Systematic sampling is an algorithm that implements unequal (or equal) fixed size sampling with respect to a given vector of 1st order inclusion probabilities. Let me show you how it works with an example :
Let's say we want a sample from population $ \{A,B,C,D,E,F\} $, and our sampling design (fixed size 3) is :
$
\begin{align*}
\pi_A &= \frac{1}{3} \\
\pi_B &= 1 \\
\pi_C &= \frac{1}{6} \\
\pi_D &= \frac{2}{3} \\
\pi_E &= \frac{1}{3} \\
\pi_F &= \frac{1}{2}
\end{align*}
$
(Note that : $ \sum_i \pi_i = 3 $).
To do this with systematic sampling, let's order our population along an x-axi, each individual of the population "owning" an interval which length is its inclusion probability :
Then, we randomly draw u from a $ \mathcal{U}(0,1) $, and we select the units which intervals contain u, u+1 and u+2
For example, if we get $ u = 0.05 $, it gives :
And our sample is : $ \{A,B,D\}$
Please note that systematic sampling does not respect 2nd order inclusion probabilities of your sampling scheme, and real 2nd order inclusion probabilities are very hard to compute.
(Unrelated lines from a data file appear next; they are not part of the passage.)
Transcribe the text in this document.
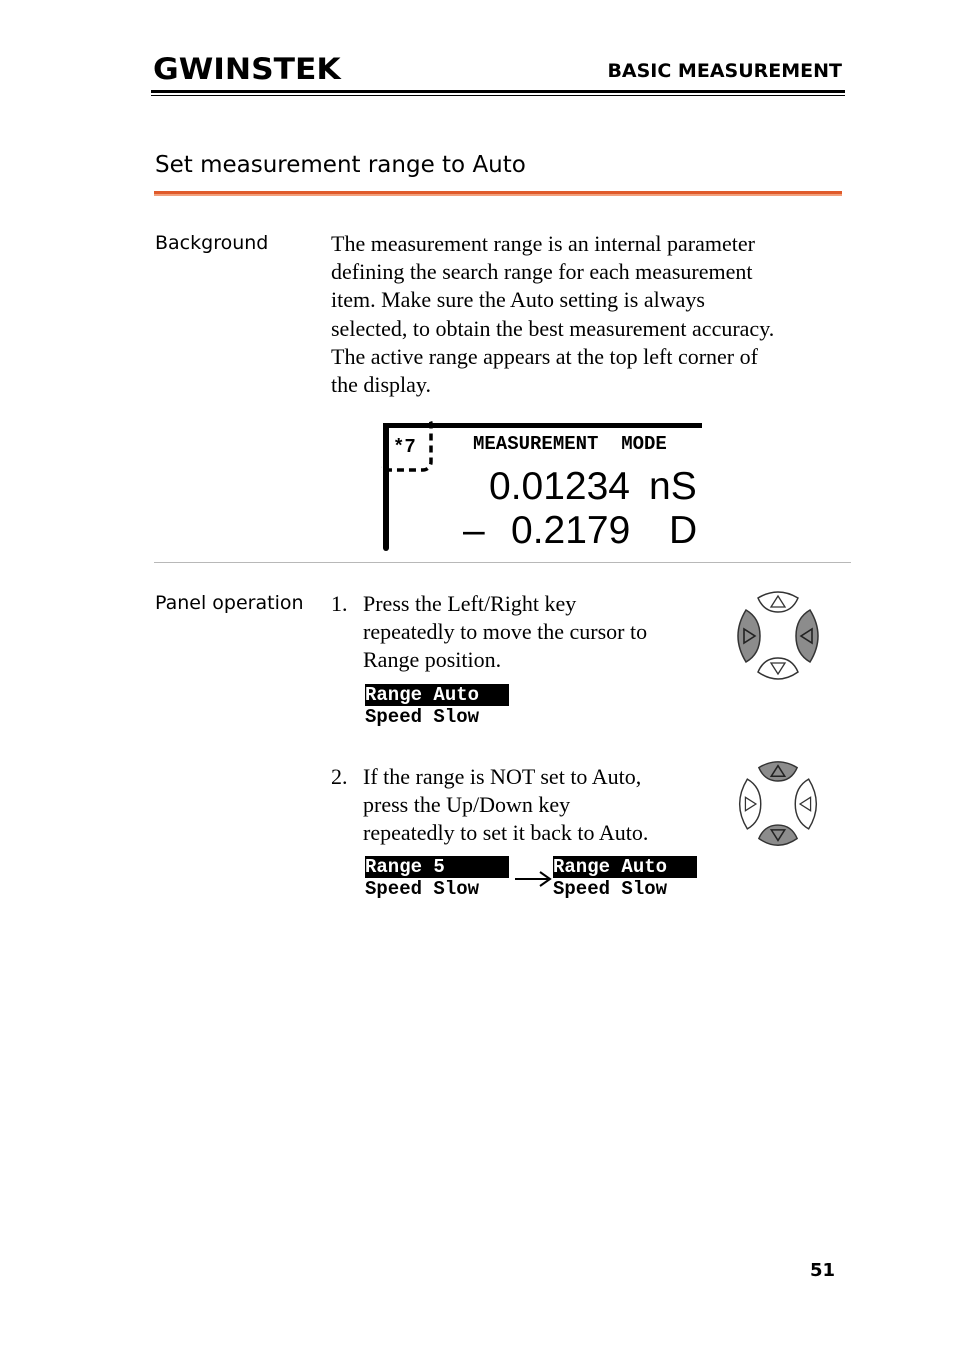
GWINSTEK	BASIC MEASUREMENT
Set measurement range to Auto
Background	The measurement range is an internal parameter
defining the search range for each measurement
item. Make sure the Auto setting is always
selected, to obtain the best measurement accuracy.
The active range appears at the top left corner of
the display.
*7	MEASUREMENT  MODE
0.01234 nS
– 0.2179 D
Panel operation 1. Press the Left/Right key
repeatedly to move the cursor to
Range position.
Range Auto
Speed Slow
2. If the range is NOT set to Auto,
press the Up/Down key
repeatedly to set it back to Auto.
Range 5
Speed Slow
Range Auto
Speed Slow
51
In addition, some 2nd order inclusion probabilities might be equal to 0. Thus, traditional variance estimators don't apply in systematic sampling.
Systematic sampling is a very low entropy sampling scheme, and is often used on either a pre-shuffled population database or a pre-ordered population database (in which case it behaves like stratified sampling on the variable the database was ordered).